Al lado del Teatro de la Ópera, en Viena, hay un Café donde Fatou (mi gato) y yo solíamos ir en mis años de estudiante en Europa. Tenían café de muchos sitios diferentes del mundo. Edylbert, el dependiente finlandés, luego de moler los granos preparaba el café a real gusto y escogencia del cliente. Recuerdo las discusiones entre Edylbert y Fatou porque este último insistía en decir que los gatos de Nueva Caledonia, sus primos lejanos, tomaban café de Groenlandia.
Un día, cuando saboreaba un cafecito venezolano, entraron tres finlandeses. Luego de un intercambio amistoso de palabras entre Edy y uno de ellos, Fatou movió su cabeza hacia ambos lados y moviendo sus bigotes dijo: 'El tipo es bastante preciso, de hecho, es Matemático; comete errores, pero... son casi despreciables. Y... ¡no me preguntes por qué ahora!
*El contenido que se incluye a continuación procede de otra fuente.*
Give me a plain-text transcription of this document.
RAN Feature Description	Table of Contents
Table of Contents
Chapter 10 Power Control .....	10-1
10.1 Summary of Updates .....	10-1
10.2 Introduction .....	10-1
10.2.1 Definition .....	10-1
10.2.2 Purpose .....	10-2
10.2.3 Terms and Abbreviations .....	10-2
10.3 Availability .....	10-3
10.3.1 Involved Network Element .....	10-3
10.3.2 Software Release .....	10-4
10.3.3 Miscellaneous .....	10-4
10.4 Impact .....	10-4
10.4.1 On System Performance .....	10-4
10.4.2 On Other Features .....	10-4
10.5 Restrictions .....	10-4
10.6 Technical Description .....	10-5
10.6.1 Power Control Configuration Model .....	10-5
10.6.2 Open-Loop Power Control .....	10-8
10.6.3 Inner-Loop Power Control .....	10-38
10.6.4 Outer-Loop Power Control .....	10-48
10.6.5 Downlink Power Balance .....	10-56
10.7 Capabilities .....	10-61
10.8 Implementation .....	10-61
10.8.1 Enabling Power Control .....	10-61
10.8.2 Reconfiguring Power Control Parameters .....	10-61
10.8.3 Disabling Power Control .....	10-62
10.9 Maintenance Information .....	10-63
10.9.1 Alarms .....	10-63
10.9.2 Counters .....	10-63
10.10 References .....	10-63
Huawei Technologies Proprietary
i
Esta noche te lo aclaro.
'Esa noche, antes de ir a su cama, Fatou dejó sobre la mesa el siguiente escrito: "John, una descripción exacta de la conversación entre los finlandeses es la siguiente:
- Edy, a Fito y Mario ofréceles un fuerte cafeto, dijo el que llevaba la voz cantante.
- ¿Doble?, pregunto Edylbert.. El otro, luego de asentir con su cabeza, se dirigió a sus amigos en voz alta: - Amigos, yo aconsejo ver a Edylbert hacer café."
Al final del escrito, Fatou me dice: - Como ves John, el que llevaba la voz cantante es Matemático y comete errores menores que una millonésima. Como siempre, Fatou me dejó en blanco.
¿Puede alguien responder el por qué de las conclusiones de mi gato?